Depuis les révélations d’Edward Snowden sur les programmes de surveillance de masse des agences de renseignement américaines, en 2013, la question de la sécurité et de la confidentialité des échanges est devenue centrale. En l’espace de dix ans, d’ailleurs, de nombreuses plateformes se sont emparées du sujet pour annoncer des progrès dans la protection de la vie privée.
Dans ce contexte, une formule revient souvent : le chiffrement de bout en bout, ou end-to-end encryption (E2EE) en anglais. Il s’agit de la mesure de protection la plus aboutie, car elle sécurise les communications sur l’appareil d’abord, avant de circuler sur le net et de passer sur les serveurs du service. Mais son activation se fait parfois au détriment d’autres fonctionnalités, qui ont leur intérêt.
Concrètement, le chiffrement de bout en bout passe par des calculs mathématiques complexes, pour protéger le contenu d’une discussion. Grâce à un protocole, qui peut être ouvert ou non, les données sont cachées dans des caractères qui paraissent n’avoir ni queue ni tête. Pour les lire, il faut posséder une clé spéciale (et secrète). Sans elle, il est en principe impossible de les déchiffrer.
Quelles sont les plateformes qui aujourd’hui proposent du chiffrement de bout en bout ? Par défaut, en option ou pas du tout ? La question est brûlante, car derrière il y a des enjeux de sécurité et de vie privée. En principe, avec le chiffrement de bout en bout, même le fournisseur d’accès à Internet, le prestataire du service ou bien un tiers quelconque ne peut rien voir.
Quelles sont les messageries sécurisées ?
Les applications de messagerie incluent des procédés pour élever le niveau de sécurité et de confidentialité des discussions qui ont lieu sur leur plateforme. Les mesures prises incluent généralement un chiffrement des conversations en transit, c’est-à-dire lorsque les messages et les fichiers circulent sur le net. On trouve aussi du chiffrement au repos, à savoir sur les serveurs.

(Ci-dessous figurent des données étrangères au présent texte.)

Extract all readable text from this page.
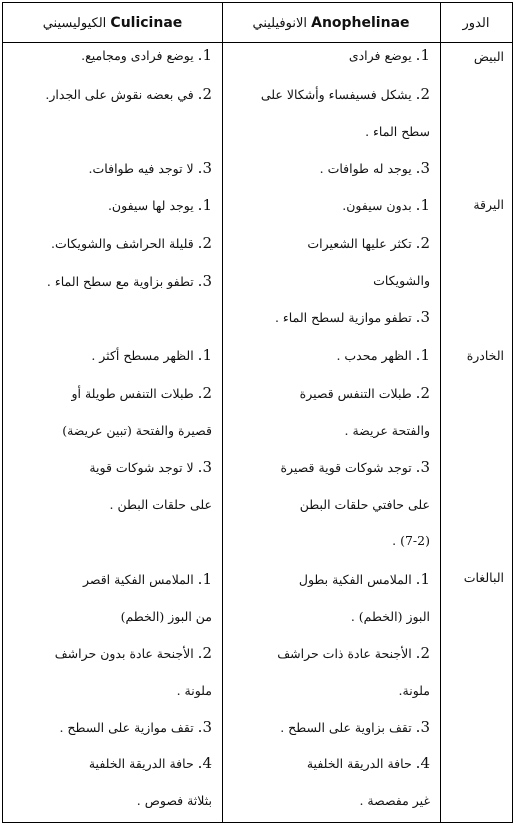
Culicinae

الكيوليسيني	Anophelinae

الانوفيليني	الدور
البيض
اليرقة
الخادرة
البالغات
1. يوضع فرادى
2. يشكل فسيفساء وأشكالا على
سطح الماء .
3. يوجد له طوافات .
1. بدون سيفون.
2. تكثر عليها الشعيرات
والشويكات
3. تطفو موازية لسطح الماء .
1. الظهر محدب .
2. طبلات التنفس قصيرة
والفتحة عريضة .
3. توجد شوكات قوية قصيرة
على حافتي حلقات البطن
(7-2) .
1. الملامس الفكية بطول
البوز (الخطم) .
2. الأجنحة عادة ذات حراشف
ملونة.
3. تقف بزاوية على السطح .
4. حافة الدريقة الخلفية
غير مفصصة .
1. يوضع فرادى ومجاميع.
2. في بعضه نقوش على الجدار.
3. لا توجد فيه طوافات.
1. يوجد لها سيفون.
2. قليلة الحراشف والشويكات.
3. تطفو بزاوية مع سطح الماء .
1. الظهر مسطح أكثر .
2. طبلات التنفس طويلة أو
قصيرة والفتحة (تبين عريضة)
3. لا توجد شوكات قوية
على حلقات البطن .
1. الملامس الفكية اقصر
من البوز (الخطم)
2. الأجنحة عادة بدون حراشف
ملونة .
3. تقف موازية على السطح .
4. حافة الدريقة الخلفية
بثلاثة فصوص .
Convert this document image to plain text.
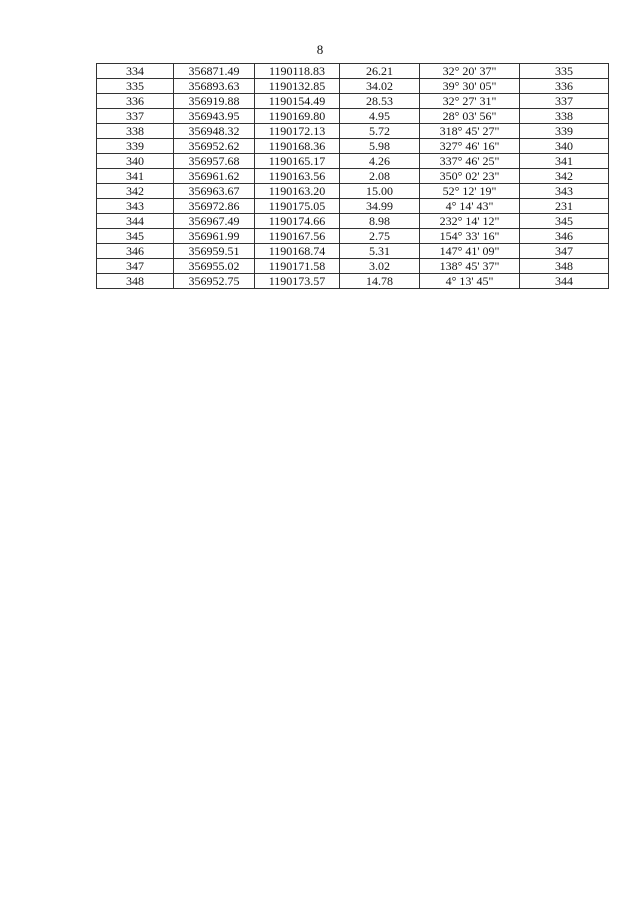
8
334	356871.49	1190118.83	26.21	32° 20' 37"	335
335	356893.63	1190132.85	34.02	39° 30' 05"	336
336	356919.88	1190154.49	28.53	32° 27' 31"	337
337	356943.95	1190169.80	4.95	28° 03' 56"	338
338	356948.32	1190172.13	5.72	318° 45' 27"	339
339	356952.62	1190168.36	5.98	327° 46' 16"	340
340	356957.68	1190165.17	4.26	337° 46' 25"	341
341	356961.62	1190163.56	2.08	350° 02' 23"	342
342	356963.67	1190163.20	15.00	52° 12' 19"	343
343	356972.86	1190175.05	34.99	4° 14' 43"	231
344	356967.49	1190174.66	8.98	232° 14' 12"	345
345	356961.99	1190167.56	2.75	154° 33' 16"	346
346	356959.51	1190168.74	5.31	147° 41' 09"	347
347	356955.02	1190171.58	3.02	138° 45' 37"	348
348	356952.75	1190173.57	14.78	4° 13' 45"	344
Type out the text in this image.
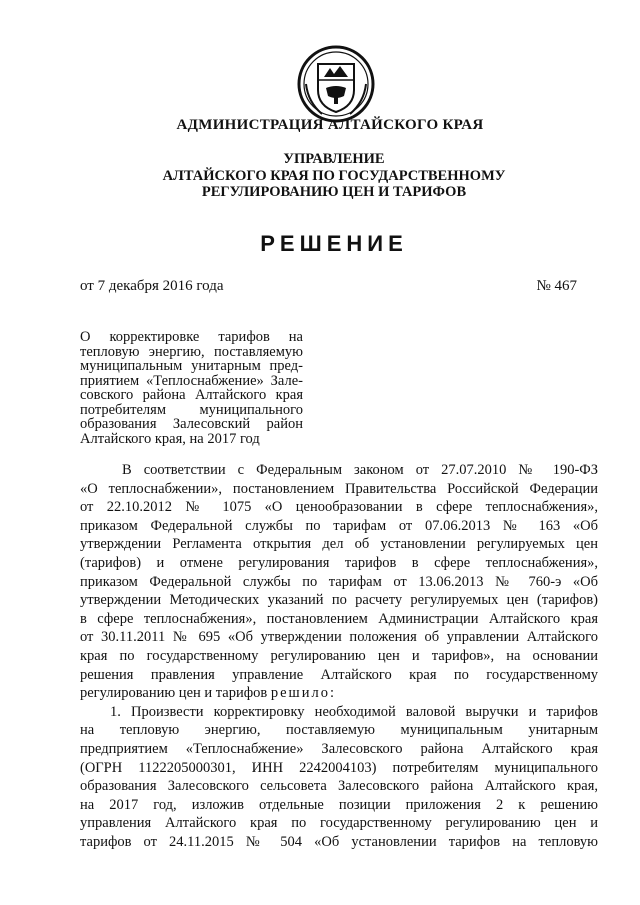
АДМИНИСТРАЦИЯ АЛТАЙСКОГО КРАЯ
УПРАВЛЕНИЕ
АЛТАЙСКОГО КРАЯ ПО ГОСУДАРСТВЕННОМУ
РЕГУЛИРОВАНИЮ ЦЕН И ТАРИФОВ
РЕШЕНИЕ
от 7 декабря 2016 года	№ 467
О корректировке тарифов на
тепловую энергию, поставляемую
муниципальным унитарным пред-
приятием «Теплоснабжение» Зале-
совского района Алтайского края
потребителям муниципального
образования Залесовский район
Алтайского края, на 2017 год
В соответствии с Федеральным законом от 27.07.2010 № 190-ФЗ
«О теплоснабжении», постановлением Правительства Российской Федерации
от 22.10.2012 № 1075 «О ценообразовании в сфере теплоснабжения»,
приказом Федеральной службы по тарифам от 07.06.2013 № 163 «Об
утверждении Регламента открытия дел об установлении регулируемых цен
(тарифов) и отмене регулирования тарифов в сфере теплоснабжения»,
приказом Федеральной службы по тарифам от 13.06.2013 № 760-э «Об
утверждении Методических указаний по расчету регулируемых цен (тарифов)
в сфере теплоснабжения», постановлением Администрации Алтайского края
от 30.11.2011 № 695 «Об утверждении положения об управлении Алтайского
края по государственному регулированию цен и тарифов», на основании
решения правления управление Алтайского края по государственному
регулированию цен и тарифов решило:
1. Произвести корректировку необходимой валовой выручки и тарифов
на тепловую энергию, поставляемую муниципальным унитарным
предприятием «Теплоснабжение» Залесовского района Алтайского края
(ОГРН 1122205000301, ИНН 2242004103) потребителям муниципального
образования Залесовского сельсовета Залесовского района Алтайского края,
на 2017 год, изложив отдельные позиции приложения 2 к решению
управления Алтайского края по государственному регулированию цен и
тарифов от 24.11.2015 № 504 «Об установлении тарифов на тепловую
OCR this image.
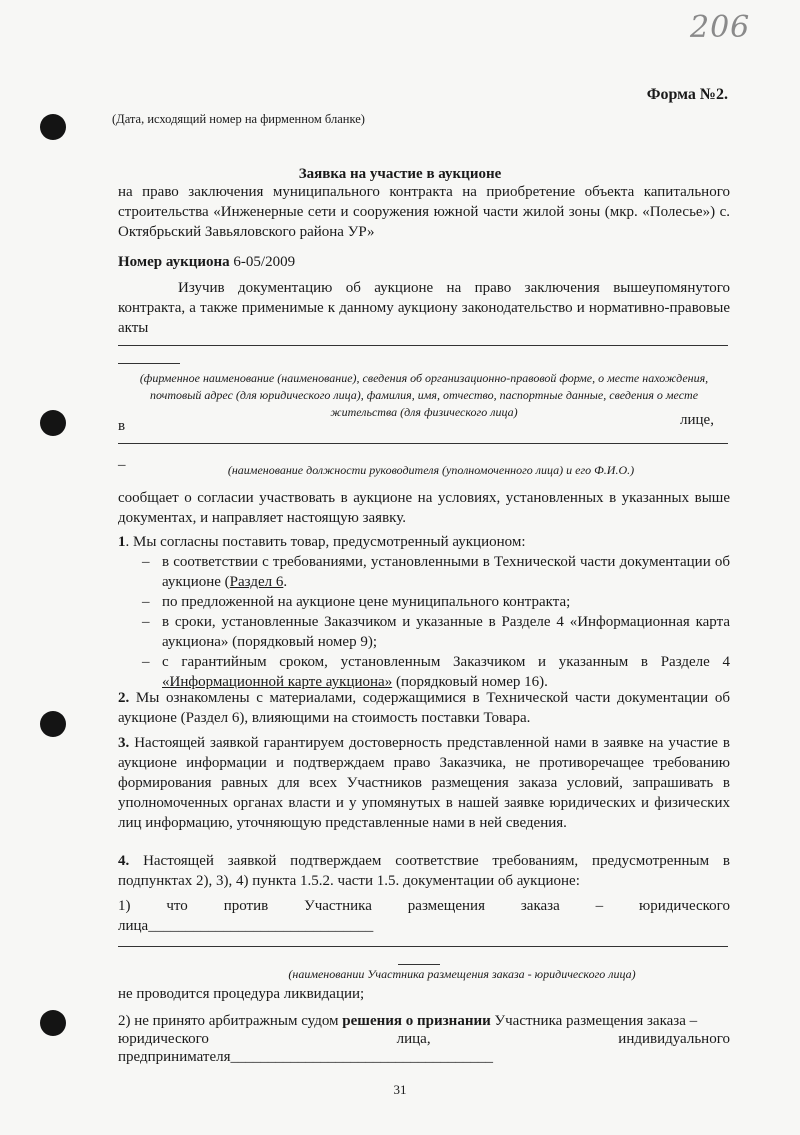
206
Форма №2.
(Дата, исходящий номер на фирменном бланке)
Заявка на участие в аукционе
на право заключения муниципального контракта на приобретение объекта капитального строительства «Инженерные сети и сооружения южной части жилой зоны (мкр. «Полесье») с. Октябрьский Завьяловского района УР»
Номер аукциона 6-05/2009
Изучив документацию об аукционе на право заключения вышеупомянутого контракта, а также применимые к данному аукциону законодательство и нормативно-правовые акты
(фирменное наименование (наименование), сведения об организационно-правовой форме, о месте нахождения, почтовый адрес (для юридического лица), фамилия, имя, отчество, паспортные данные, сведения о месте жительства (для физического лица)
в	лице,
–	(наименование должности руководителя (уполномоченного лица) и его Ф.И.О.)
сообщает о согласии участвовать в аукционе на условиях, установленных в указанных выше документах, и направляет настоящую заявку.
1. Мы согласны поставить товар, предусмотренный аукционом:
– в соответствии с требованиями, установленными в Технической части документации об аукционе (Раздел 6.
– по предложенной на аукционе цене муниципального контракта;
– в сроки, установленные Заказчиком и указанные в Разделе 4 «Информационная карта аукциона» (порядковый номер 9);
– с гарантийным сроком, установленным Заказчиком и указанным в Разделе 4 «Информационной карте аукциона» (порядковый номер 16).
2. Мы ознакомлены с материалами, содержащимися в Технической части документации об аукционе (Раздел 6), влияющими на стоимость поставки Товара.
3. Настоящей заявкой гарантируем достоверность представленной нами в заявке на участие в аукционе информации и подтверждаем право Заказчика, не противоречащее требованию формирования равных для всех Участников размещения заказа условий, запрашивать в уполномоченных органах власти и у упомянутых в нашей заявке юридических и физических лиц информацию, уточняющую представленные нами в ней сведения.
4. Настоящей заявкой подтверждаем соответствие требованиям, предусмотренным в подпунктах 2), 3), 4) пункта 1.5.2. части 1.5. документации об аукционе:
1) что против Участника размещения заказа – юридического
лица______________________________
(наименовании Участника размещения заказа - юридического лица)
не проводится процедура ликвидации;
2) не принято арбитражным судом решения о признании Участника размещения заказа –
юридического	лица,	индивидуального
предпринимателя___________________________________
31
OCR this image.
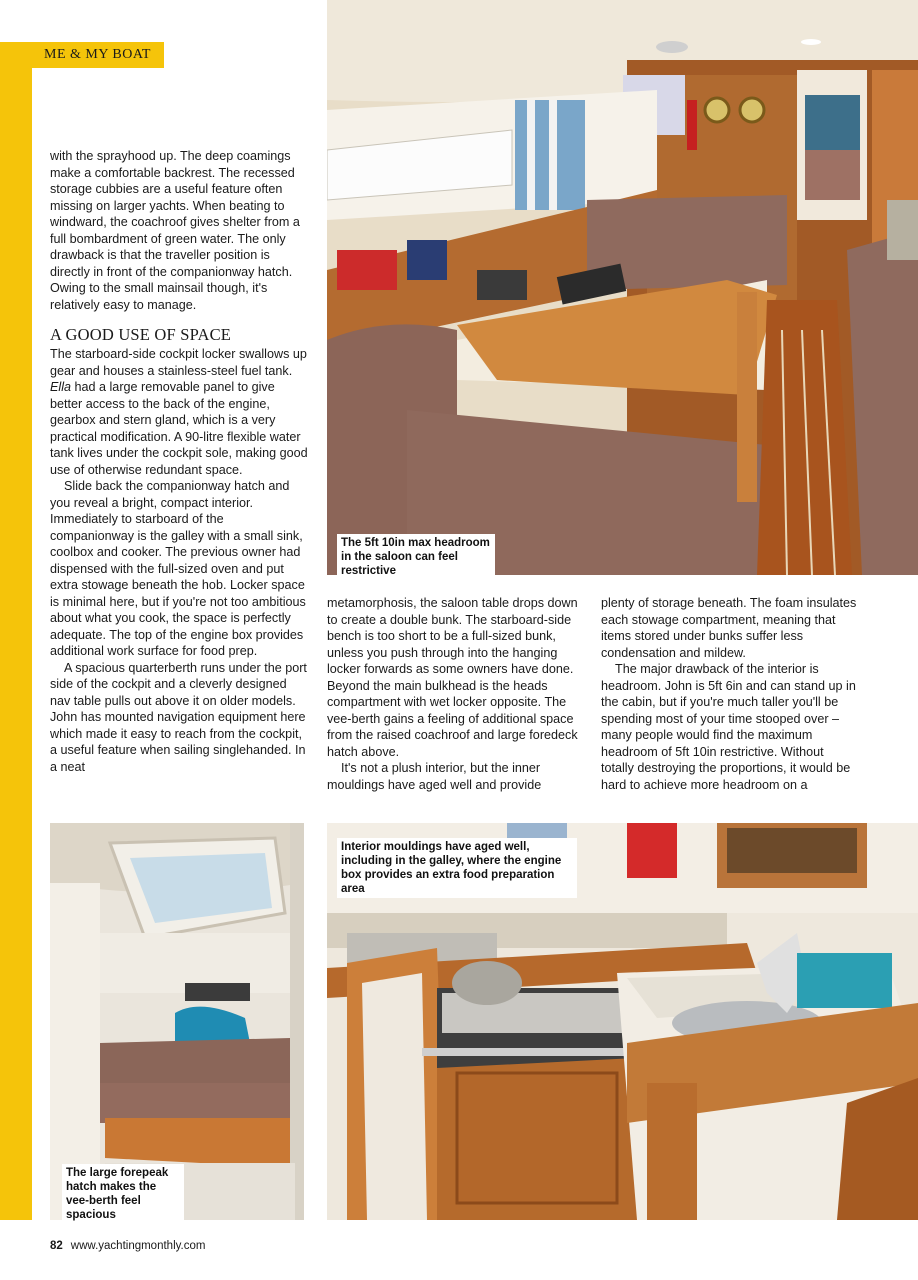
ME & MY BOAT
The 5ft 10in max headroom in the saloon can feel restrictive

with the sprayhood up. The deep coamings make a comfortable backrest. The recessed storage cubbies are a useful feature often missing on larger yachts. When beating to windward, the coachroof gives shelter from a full bombardment of green water. The only drawback is that the traveller position is directly in front of the companionway hatch. Owing to the small mainsail though, it's relatively easy to manage.

A GOOD USE OF SPACE

The starboard-side cockpit locker swallows up gear and houses a stainless-steel fuel tank. Ella had a large removable panel to give better access to the back of the engine, gearbox and stern gland, which is a very practical modification. A 90-litre flexible water tank lives under the cockpit sole, making good use of otherwise redundant space.

Slide back the companionway hatch and you reveal a bright, compact interior. Immediately to starboard of the companionway is the galley with a small sink, coolbox and cooker. The previous owner had dispensed with the full-sized oven and put extra stowage beneath the hob. Locker space is minimal here, but if you're not too ambitious about what you cook, the space is perfectly adequate. The top of the engine box provides additional work surface for food prep.

A spacious quarterberth runs under the port side of the cockpit and a cleverly designed nav table pulls out above it on older models. John has mounted navigation equipment here which made it easy to reach from the cockpit, a useful feature when sailing singlehanded. In a neat

metamorphosis, the saloon table drops down to create a double bunk. The starboard-side bench is too short to be a full-sized bunk, unless you push through into the hanging locker forwards as some owners have done. Beyond the main bulkhead is the heads compartment with wet locker opposite. The vee-berth gains a feeling of additional space from the raised coachroof and large foredeck hatch above.

It's not a plush interior, but the inner mouldings have aged well and provide

plenty of storage beneath. The foam insulates each stowage compartment, meaning that items stored under bunks suffer less condensation and mildew.

The major drawback of the interior is headroom. John is 5ft 6in and can stand up in the cabin, but if you're much taller you'll be spending most of your time stooped over – many people would find the maximum headroom of 5ft 10in restrictive. Without totally destroying the proportions, it would be hard to achieve more headroom on a

The large forepeak hatch makes the vee-berth feel spacious
Interior mouldings have aged well, including in the galley, where the engine box provides an extra food preparation area
82 www.yachtingmonthly.com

Reste enfin la question du chiffrement de bout en bout, qui désigne les moyens de protéger les échanges directement entre les correspondants. Ici, l’idée est d’avoir un canal sûr, à travers lequel le fournisseur d’une messagerie sécurisée n’a pas de prise. Autrement dit, il ne peut pas ouvrir les messages et en comprendre la teneur. C’est sur ce point que cet article s’attarde.
Discord : non
Plateforme adulée des joueurs et des joueuses pour discuter à voix haute tout en faisant une partie, Discord fourmille de fonctionnalités : on peut ouvrir des canaux pour discuter par écrit, on peut s’envoyer des fichiers, on peut streamer son écran, écouter de la musique… En comparaison de solutions rivales comme Teamspeak et Mumble, Discord est bien plus convivial.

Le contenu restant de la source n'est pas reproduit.